🏁 Baselines & Benchmarking

GeoPlant provides a variety of strong and weak baselines for plant species distribution modeling, using both conventional ML and deep learning approaches. All code is available on GitHub and as reproducible Kaggle notebooks.

💡 Benchmark Tasks

Presence-Absence (PA) prediction: Predict the set of species present in a plot (multi-label).
Presence-Only (PO) experiments: (see Appendix) More challenging, due to missing absences.

Evaluation Metrics:
- AUC, Recall, Sample-Averaged F1 ($F_1^s$), and Precision
- Most results are reported for the top-25 predicted species per plot.

🪄 Naive Baselines

Naive predictors select the most common species for a given region or administrative district.
- Top-25 most common species per district: $F_1^s$ = 20.6% (PA), <9% (PO)

🔥 Single-Modality Deep Learning Baselines

Model	Modality	AUC	Recall	F1^s
MLP	Climatic Cubes	82.8	32.1	22.2
	Landsat Cubes	82.6	42.0	28.4
	Sentinel-2 Img	71.8	23.2	15.8
ResNet-6	Climatic Cubes	91.8	37.5	26.2
	Landsat Cubes	92.1	44.8	30.3
	Sentinel-2 Img	87.3	32.1	22.0
ResNet-18	Climatic Cubes	90.5	37.8	26.2
	Landsat Cubes	91.8	44.2	29.9
	Sentinel-2 Img	88.6	33.2	22.7

All scores averaged over 5 random seeds, PA data only.

🤖 Conventional ML Baselines

XGBoost and MaxEnt were tested with up to four predictors (location, climate, soilgrids, land cover).

Model	Predictors Used	AUC	Recall	F1^s
XGBoost	Location only	89.8	47.6	28.2
XGBoost	Climatic only	88.9	46.1	26.7
XGBoost	Location + Clim + Soil + LC	90.4	48.8	28.7
MaxEnt	All (492 species only)	-	-	~0.17-0.18

XGBoost outperforms MaxEnt, but both lag behind deep multimodal models.

🏆 Multimodal Ensemble Baselines

Combining modalities (climatic + landsat + satellite images) via an ensemble of encoders (ResNet-6) further improves results.

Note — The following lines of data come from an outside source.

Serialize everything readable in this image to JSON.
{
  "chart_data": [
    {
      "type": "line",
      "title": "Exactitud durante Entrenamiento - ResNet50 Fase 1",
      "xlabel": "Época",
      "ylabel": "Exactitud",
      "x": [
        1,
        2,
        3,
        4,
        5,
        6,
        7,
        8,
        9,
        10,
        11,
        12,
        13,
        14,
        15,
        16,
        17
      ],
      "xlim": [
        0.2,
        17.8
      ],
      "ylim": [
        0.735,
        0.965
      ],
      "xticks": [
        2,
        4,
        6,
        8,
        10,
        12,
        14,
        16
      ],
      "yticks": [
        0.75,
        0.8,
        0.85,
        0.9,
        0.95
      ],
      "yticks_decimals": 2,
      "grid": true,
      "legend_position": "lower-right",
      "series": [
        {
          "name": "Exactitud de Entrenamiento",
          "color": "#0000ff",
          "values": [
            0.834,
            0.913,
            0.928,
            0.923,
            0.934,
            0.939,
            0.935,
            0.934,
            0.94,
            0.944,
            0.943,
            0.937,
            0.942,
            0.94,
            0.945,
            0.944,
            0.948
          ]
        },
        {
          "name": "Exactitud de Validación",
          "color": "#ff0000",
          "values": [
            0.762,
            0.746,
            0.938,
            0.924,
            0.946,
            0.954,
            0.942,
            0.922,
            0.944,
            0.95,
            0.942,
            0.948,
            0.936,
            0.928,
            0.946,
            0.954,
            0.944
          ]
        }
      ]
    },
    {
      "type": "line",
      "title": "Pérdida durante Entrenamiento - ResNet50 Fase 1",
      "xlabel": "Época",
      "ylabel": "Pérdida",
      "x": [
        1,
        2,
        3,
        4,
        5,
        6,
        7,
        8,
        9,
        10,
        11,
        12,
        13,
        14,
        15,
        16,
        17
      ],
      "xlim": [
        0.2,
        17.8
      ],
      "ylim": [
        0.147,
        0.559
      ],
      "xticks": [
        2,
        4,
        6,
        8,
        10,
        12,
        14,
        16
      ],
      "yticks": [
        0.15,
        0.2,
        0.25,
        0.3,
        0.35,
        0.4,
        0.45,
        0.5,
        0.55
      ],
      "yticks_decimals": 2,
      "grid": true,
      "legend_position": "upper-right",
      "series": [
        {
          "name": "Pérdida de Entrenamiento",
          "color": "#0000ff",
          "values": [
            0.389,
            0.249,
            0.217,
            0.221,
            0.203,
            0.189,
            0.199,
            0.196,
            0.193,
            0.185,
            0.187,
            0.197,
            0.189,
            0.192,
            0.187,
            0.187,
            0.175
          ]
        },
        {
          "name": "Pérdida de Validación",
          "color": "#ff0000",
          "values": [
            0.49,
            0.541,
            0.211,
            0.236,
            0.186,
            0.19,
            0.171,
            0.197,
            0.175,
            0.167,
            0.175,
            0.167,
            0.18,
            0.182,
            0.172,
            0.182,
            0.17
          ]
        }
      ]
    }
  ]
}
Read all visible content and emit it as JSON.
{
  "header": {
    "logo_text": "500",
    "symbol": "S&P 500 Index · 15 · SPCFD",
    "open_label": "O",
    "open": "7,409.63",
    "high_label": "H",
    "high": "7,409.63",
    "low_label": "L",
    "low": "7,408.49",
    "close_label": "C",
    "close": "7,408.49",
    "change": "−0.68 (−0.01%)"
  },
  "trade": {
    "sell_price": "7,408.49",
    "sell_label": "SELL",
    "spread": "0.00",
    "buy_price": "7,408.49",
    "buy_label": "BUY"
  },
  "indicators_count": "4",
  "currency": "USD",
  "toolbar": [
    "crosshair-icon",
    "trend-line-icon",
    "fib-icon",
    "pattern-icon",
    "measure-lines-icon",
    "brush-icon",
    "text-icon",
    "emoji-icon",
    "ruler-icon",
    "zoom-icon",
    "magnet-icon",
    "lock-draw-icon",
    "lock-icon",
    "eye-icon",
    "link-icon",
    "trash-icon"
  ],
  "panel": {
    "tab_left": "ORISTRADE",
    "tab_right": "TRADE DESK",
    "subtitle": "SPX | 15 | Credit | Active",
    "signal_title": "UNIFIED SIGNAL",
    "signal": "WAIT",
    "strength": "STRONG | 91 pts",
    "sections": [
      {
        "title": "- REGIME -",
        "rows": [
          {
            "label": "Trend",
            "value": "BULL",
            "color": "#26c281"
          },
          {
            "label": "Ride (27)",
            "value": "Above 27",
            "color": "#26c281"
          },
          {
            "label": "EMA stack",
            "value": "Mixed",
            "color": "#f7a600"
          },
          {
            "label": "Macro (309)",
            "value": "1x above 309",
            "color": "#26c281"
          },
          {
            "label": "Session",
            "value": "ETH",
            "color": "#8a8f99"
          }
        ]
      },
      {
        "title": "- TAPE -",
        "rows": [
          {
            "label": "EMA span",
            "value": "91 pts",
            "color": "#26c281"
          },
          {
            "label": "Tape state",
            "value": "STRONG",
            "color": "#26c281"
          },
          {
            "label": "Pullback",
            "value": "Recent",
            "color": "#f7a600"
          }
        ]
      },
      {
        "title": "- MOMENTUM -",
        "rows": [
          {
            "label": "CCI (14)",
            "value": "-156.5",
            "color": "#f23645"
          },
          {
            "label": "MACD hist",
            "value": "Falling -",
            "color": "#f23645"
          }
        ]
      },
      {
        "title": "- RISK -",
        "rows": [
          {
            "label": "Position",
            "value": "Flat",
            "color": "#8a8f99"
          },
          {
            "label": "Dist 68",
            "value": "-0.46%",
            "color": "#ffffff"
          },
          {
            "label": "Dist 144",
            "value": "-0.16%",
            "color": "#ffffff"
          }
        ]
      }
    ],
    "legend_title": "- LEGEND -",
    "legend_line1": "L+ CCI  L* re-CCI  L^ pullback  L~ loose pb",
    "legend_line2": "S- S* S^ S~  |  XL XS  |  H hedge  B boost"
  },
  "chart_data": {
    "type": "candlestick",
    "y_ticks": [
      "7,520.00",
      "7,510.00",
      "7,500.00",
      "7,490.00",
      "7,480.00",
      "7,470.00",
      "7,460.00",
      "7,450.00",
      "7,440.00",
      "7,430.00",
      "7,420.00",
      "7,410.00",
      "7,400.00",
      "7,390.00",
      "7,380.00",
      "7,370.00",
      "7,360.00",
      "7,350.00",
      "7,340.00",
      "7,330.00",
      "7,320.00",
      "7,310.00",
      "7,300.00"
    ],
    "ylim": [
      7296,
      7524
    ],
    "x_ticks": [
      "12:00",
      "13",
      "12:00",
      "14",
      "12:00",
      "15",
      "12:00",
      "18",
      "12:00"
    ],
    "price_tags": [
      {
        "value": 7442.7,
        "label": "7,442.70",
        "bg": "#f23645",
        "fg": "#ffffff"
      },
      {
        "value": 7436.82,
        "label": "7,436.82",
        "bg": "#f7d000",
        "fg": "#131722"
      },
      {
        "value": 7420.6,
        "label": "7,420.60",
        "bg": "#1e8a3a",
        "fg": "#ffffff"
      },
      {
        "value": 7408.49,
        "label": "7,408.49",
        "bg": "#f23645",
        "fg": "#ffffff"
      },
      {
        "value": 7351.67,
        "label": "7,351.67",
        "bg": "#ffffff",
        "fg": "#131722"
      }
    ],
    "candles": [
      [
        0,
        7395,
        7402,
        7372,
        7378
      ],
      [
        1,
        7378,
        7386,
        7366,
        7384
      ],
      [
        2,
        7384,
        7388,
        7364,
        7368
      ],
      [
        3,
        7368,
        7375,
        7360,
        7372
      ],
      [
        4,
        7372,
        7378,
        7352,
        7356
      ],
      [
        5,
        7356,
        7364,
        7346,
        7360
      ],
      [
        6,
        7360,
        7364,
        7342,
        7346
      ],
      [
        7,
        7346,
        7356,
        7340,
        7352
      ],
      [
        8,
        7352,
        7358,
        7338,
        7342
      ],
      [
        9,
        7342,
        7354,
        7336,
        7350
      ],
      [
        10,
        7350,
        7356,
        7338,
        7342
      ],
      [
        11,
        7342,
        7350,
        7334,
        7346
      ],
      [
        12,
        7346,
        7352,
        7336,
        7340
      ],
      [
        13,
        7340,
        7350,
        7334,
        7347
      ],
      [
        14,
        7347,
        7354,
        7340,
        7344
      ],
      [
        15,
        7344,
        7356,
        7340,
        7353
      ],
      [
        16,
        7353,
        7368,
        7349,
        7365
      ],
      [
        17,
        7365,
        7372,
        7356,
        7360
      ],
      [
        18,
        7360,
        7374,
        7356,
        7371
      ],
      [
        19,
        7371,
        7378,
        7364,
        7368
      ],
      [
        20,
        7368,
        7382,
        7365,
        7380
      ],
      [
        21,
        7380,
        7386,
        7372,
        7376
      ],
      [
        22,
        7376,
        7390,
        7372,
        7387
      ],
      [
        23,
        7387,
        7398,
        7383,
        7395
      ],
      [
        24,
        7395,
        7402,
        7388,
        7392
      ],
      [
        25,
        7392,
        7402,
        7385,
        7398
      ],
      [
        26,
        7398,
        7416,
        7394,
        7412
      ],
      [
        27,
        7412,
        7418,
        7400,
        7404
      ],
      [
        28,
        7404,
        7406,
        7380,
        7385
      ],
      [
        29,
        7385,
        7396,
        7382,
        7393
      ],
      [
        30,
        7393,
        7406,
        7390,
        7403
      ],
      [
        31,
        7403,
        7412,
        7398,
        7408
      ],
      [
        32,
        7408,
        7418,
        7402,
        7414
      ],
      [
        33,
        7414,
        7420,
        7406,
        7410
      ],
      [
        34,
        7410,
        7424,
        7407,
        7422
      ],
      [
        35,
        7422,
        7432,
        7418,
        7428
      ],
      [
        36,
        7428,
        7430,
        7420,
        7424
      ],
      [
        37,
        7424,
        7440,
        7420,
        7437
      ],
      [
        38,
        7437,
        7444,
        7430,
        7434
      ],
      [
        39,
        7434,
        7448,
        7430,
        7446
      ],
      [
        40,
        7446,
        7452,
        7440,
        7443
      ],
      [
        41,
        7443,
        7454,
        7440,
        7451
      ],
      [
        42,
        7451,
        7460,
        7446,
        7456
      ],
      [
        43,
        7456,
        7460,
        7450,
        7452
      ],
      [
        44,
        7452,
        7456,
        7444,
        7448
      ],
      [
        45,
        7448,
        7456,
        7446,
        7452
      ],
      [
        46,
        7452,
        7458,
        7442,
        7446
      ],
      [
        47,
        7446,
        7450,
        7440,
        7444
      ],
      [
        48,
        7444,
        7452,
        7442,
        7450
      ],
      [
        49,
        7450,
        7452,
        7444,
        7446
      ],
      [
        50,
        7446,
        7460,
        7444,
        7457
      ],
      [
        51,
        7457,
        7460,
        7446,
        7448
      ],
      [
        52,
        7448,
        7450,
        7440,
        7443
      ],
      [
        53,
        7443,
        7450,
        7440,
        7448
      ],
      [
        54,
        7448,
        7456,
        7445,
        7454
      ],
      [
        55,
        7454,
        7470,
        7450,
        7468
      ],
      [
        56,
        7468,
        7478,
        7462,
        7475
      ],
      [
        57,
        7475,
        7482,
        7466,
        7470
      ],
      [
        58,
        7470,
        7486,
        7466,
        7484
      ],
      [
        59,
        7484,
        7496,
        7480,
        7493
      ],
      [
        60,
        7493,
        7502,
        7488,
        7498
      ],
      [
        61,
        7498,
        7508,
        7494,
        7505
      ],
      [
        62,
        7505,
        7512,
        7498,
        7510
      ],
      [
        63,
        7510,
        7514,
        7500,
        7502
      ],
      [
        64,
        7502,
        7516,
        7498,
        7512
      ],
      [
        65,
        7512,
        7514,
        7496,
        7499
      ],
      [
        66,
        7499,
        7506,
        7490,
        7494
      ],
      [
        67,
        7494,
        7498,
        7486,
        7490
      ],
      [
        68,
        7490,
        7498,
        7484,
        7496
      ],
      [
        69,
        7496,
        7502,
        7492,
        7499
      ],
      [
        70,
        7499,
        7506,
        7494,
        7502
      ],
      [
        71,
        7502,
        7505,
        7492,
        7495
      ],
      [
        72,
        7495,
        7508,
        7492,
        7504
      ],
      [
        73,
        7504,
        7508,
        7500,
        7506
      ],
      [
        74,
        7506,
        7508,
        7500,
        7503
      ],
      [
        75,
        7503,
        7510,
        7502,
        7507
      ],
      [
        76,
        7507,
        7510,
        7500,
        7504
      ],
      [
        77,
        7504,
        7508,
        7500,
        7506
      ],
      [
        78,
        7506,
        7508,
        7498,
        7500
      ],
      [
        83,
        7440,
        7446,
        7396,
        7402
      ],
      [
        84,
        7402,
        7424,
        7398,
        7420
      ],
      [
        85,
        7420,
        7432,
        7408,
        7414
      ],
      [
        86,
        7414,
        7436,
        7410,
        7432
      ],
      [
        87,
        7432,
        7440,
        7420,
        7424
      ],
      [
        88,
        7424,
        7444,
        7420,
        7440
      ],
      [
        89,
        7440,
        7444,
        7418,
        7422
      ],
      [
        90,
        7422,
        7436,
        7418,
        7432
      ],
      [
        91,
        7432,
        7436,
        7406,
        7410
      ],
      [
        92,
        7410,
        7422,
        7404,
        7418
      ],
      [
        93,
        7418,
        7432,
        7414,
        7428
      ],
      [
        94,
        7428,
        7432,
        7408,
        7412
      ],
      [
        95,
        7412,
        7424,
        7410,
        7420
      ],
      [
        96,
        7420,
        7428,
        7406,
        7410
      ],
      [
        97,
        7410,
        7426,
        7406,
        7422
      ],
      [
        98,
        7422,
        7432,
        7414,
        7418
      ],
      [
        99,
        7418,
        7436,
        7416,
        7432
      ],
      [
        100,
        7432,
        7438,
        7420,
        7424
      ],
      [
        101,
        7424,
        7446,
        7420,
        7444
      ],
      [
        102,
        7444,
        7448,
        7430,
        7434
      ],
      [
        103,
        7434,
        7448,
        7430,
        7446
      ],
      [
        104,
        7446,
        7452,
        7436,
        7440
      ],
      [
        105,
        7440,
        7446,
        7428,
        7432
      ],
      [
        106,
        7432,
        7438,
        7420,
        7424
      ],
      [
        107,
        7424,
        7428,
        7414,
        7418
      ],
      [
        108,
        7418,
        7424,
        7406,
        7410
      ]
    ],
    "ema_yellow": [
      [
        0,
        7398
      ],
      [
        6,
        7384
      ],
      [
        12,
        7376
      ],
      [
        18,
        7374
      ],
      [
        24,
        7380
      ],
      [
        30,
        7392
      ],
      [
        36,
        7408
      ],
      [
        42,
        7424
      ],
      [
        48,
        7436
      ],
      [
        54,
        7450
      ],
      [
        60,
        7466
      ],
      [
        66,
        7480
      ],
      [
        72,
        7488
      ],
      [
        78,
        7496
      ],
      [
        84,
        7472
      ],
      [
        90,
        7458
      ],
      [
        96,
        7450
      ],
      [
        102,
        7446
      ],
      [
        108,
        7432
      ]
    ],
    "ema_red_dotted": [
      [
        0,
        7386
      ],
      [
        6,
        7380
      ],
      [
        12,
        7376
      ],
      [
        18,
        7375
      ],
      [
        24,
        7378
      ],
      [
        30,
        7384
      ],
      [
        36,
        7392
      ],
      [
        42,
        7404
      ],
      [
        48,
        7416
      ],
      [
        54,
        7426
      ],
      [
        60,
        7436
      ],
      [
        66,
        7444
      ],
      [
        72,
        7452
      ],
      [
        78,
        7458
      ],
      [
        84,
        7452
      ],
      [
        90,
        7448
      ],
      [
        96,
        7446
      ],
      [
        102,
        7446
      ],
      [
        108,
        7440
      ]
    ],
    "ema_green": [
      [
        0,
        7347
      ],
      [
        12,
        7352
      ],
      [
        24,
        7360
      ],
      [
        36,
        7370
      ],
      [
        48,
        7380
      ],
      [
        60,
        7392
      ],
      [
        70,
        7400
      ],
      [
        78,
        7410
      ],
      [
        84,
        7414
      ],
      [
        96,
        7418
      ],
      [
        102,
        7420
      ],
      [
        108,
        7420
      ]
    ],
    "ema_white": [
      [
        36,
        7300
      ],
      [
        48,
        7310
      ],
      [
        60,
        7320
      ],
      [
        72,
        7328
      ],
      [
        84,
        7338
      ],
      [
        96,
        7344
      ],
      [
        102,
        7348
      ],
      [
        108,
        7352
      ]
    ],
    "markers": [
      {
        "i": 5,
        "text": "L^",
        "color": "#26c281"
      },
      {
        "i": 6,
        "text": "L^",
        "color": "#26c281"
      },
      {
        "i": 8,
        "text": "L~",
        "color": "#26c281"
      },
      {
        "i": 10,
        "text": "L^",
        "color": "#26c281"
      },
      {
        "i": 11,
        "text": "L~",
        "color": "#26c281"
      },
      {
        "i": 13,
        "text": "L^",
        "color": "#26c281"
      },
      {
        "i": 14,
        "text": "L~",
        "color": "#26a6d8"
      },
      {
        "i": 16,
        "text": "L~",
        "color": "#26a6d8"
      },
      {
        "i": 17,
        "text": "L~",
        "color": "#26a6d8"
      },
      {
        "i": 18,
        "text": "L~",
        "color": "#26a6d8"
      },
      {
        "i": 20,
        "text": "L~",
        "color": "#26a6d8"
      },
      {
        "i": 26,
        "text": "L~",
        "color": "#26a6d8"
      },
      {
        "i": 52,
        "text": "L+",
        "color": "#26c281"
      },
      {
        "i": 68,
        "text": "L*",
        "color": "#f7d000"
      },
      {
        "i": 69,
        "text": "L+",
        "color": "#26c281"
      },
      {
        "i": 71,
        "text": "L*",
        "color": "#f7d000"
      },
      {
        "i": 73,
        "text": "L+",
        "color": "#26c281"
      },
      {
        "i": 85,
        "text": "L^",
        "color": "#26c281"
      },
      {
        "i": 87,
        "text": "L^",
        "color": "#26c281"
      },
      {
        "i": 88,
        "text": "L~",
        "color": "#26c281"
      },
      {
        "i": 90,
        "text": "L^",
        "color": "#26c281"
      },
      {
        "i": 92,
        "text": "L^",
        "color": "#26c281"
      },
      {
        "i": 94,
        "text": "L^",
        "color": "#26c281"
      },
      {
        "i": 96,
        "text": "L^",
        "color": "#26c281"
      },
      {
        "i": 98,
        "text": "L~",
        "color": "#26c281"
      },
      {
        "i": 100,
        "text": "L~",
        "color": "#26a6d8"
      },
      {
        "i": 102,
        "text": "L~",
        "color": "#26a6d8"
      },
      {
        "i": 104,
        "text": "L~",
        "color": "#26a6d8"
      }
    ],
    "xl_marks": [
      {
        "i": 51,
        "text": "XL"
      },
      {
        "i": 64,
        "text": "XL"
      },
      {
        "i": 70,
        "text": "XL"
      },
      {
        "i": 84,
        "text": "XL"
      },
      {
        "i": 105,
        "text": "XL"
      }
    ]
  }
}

Model	Modalities	AUC	Recall	F1^s
MME	Clim + Landsat	93.6	49.3	33.8
MME	Clim + Landsat + Sentinel-2	94.0	49.7	34.1
MME + Top-K Estimation	Clim + Landsat	93.6	45.0	35.9
MME + Top-K Estimation	Clim + Landsat + Sentinel-2	94.0	45.3	36.2

Diagram: Multimodal Ensemble Model Each modality (cube/image) is encoded, concatenated, and classified jointly.

💡 Additional Insights

Top-K selection: Optimal number of species per survey is $k=20$–$30$ for cubes, $k=25$ for climate data.
Presence-Only (PO) Data: Training on PO and testing on PA gives much lower $F_1^s$ (as low as 8–15% for deep models).
Best Single Modality: Landsat cubes outperform Sentinel-2 images and climate alone.

📈 How to Reproduce?

All experiments are in plantnet/GeoPlant and on Kaggle.
Training logs: Weights & Biases

📋 Table Legend

AUC: Area Under ROC Curve (binary per species, averaged).
Recall: Fraction of true species found in top-25 predictions.
F1^s: Sample-averaged F1-score (across test plots, top-25 predictions).